Deep in the Florida Everglades, in the heart of the Big Cypress National Preserve, senior editor Gay Nagle Myers threw caution to the wind and gamely waded into waist-high murky waters to experience and report on what Miami-based Dragonfly Expeditions billed as a “romp in the swamp.” Here is her account of a one-hour swamp walk in Florida’s backwaters.
I was a swamp virgin until last Saturday.
By noon on that day, I was way out of my comfort zone, trying to balance on a slippery tree root in the Big Cypress Preserve, a place I’d never known about until my oldest daughter won a prize of a guided eco-tour in the Everglades and invited my youngest daughter Jenn and me along.

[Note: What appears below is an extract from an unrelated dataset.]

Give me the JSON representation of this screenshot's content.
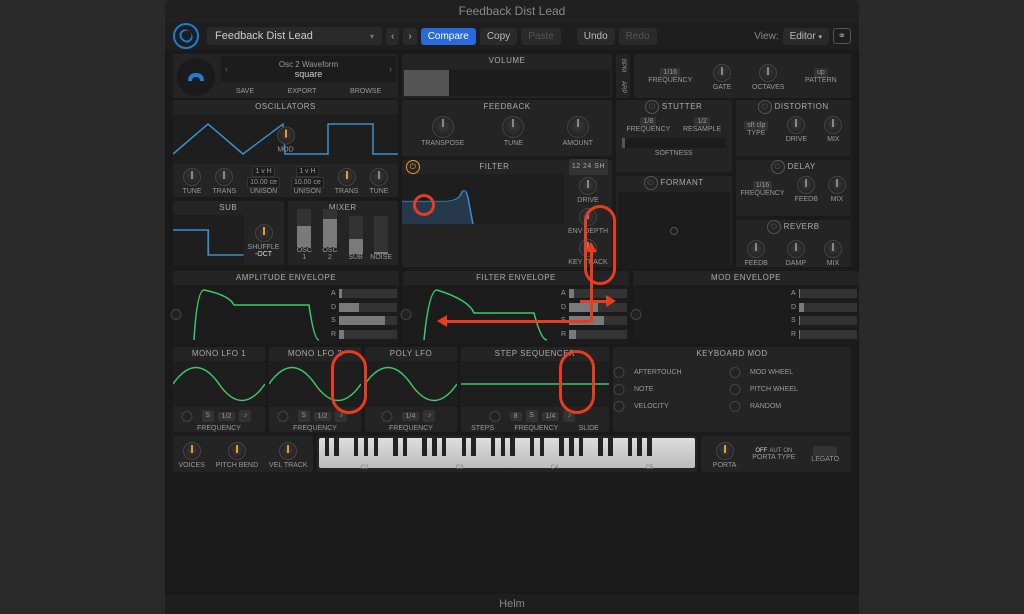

The venue was the complete opposite of my usual haunts in the Caribbean and Mexico where beaches are wide, waters are clear and the only danger is sunburn.
The precursor to my anxiety began as we zipped along the Tamiami Trail, heading toward Ochopee in the western Everglades to begin the swamp trek.
Scores of alligators basked in the sunlight along the banks of the estuary that paralleled the road.
“Where do they live?” I asked the guide.
“Their habitat is the Big Cypress Preserve,” she said.
“Isn’t that where we’re going?”
Sure enough, when we pulled into parking lot where the trailhead began, a big sign warned people not to feed the alligators, a couple of whom were lolling in the grass.
We’d been instructed to wear old pants and bring a change of clothing. We donned water shoes, were handed walking sticks (actual broomsticks without the broom) and without further ado, sloshed into the swamp water.
“Don’t touch the trees. Oil from your hands could damage the bark,” our guide Connie told us.
Without a tree to support me if I slipped on a tree root or got stuck in inches of muck, I kept a white-knuckled, two-handed grip on my stick.
The water went from knee-high to waist-high with no warning, so while my daughters exhilarated in the beauty of the snowy egrets high in the branches of the cypress trees and peered intently through masses of ferns to spot native orchids, I concentrated on staying upright.
We rounded a bend and I found myself staring at a baby gator not 15 feet away.
“Where are the mom and dad?” I asked Connie.
“Not very far away. They’re watching, but don’t worry. They’re just being protective, like all parents,” she said.
It was too late to tell me not to worry.
Jenn asked about snakes and turtles.
“Yes, they’re here too. Also eels. We rarely see the panthers, however.”
“Oh, they’re here, too, along with bobcats and raccoons and other critters,” Connie said.
At that point, I pretty much abandoned all hope of making it out of this experience unscathed.
Of course, I did make it out unharmed. My mood soared as I set rubber shoe on terra firma, taking one last glance at the mysterious, untamed world of the Everglades.
Later, I had gator salad at lunch down the road at Camelia Street Grill in Everglades City.
A fitting end to a tour I’ll never forget — and probably never ever repeat.